En juin 2015, alors qu'Omar el-Béchir participait en Afrique du Sud à un sommet de l'Union africaine (UA), un tribunal de Pretoria lui avait interdit de quitter le territoire, dans l'attente d'un jugement définitif. Mais le gouvernement sud-africain avait laissé le président soudanais reprendre son avion, qui plus est depuis une base militaire.
L'Etat sud-africain avait néanmoins fait appel de la décision de justice qui lui avait ordonné d'arrêter Omar el-Béchir.

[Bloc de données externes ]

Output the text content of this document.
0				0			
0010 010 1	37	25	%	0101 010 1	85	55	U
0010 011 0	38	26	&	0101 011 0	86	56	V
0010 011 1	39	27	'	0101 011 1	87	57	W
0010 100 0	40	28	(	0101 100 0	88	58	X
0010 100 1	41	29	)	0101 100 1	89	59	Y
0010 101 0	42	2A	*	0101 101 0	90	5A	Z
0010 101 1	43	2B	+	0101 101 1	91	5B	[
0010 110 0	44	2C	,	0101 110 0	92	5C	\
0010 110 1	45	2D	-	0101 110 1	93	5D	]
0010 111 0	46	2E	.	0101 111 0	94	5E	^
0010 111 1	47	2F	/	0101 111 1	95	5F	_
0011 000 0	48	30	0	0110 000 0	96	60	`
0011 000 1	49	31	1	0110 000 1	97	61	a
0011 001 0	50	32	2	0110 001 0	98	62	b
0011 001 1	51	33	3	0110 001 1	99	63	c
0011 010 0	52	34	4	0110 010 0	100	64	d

Un appel, rejeté en septembre par la justice.
Mécontent, le ministère sud-africain de la Justice avait alors saisi la Cour suprême d'appel.
Lors de l'audience vendredi à Bloemfontein (centre), Pretoria a fait valoir qu'Omar el-Béchir ne pouvait pas être arrêté, conformément à la législation sud-africaine sur l'immunité diplomatique. "Qu'il s'agisse d'un génocide ou d'une simple contravention, la section 4 de la loi sur l'immunité diplomatique accorde l'immunité à un chef de l'Etat tant qu'il est en exercice", a affirmé Jeremy Gauntlett, l'avocat représentant le ministère de la Justice.
Omar el-Béchir "bénéficiait-il d'une immunité en vertu de la loi sud-africaine quand il est venu en juin ?", a réagi l'accusation. "La réponse est simple et on la trouve" dans le Traité de Rome instituant la CPI, a estimé Wim Trengove représentant l'organisation sud-africaine SALC qui avait obtenu de la justice de faire arrêter le président soudanais.
Selon l'avocat, un dirigeant en exercice ne peut pas profiter de sa fonction pour échapper à la CPI. "C'est absolument clair et sans ambiguïté", a-t-il estimé.
L'audience doit durer la journée de vendredi à la Cour suprême d'appel, qui devrait se prononcer ultérieurement sur la recevabilité ou non de sa saisine par l'Etat.
Ce dernier épisode judiciaire sur l'affaire Béchir intervient alors que les dirigeants africains envisagent de se retirer de la CPI, accusée de "s'acharner beaucoup plus sur l'Afrique, sur les chefs d'Etats africains, y compris des chefs d'Etat en exercice" que sur le reste du monde, selon les termes du président tchadien Idriss Deby, président en exercice de l'UA.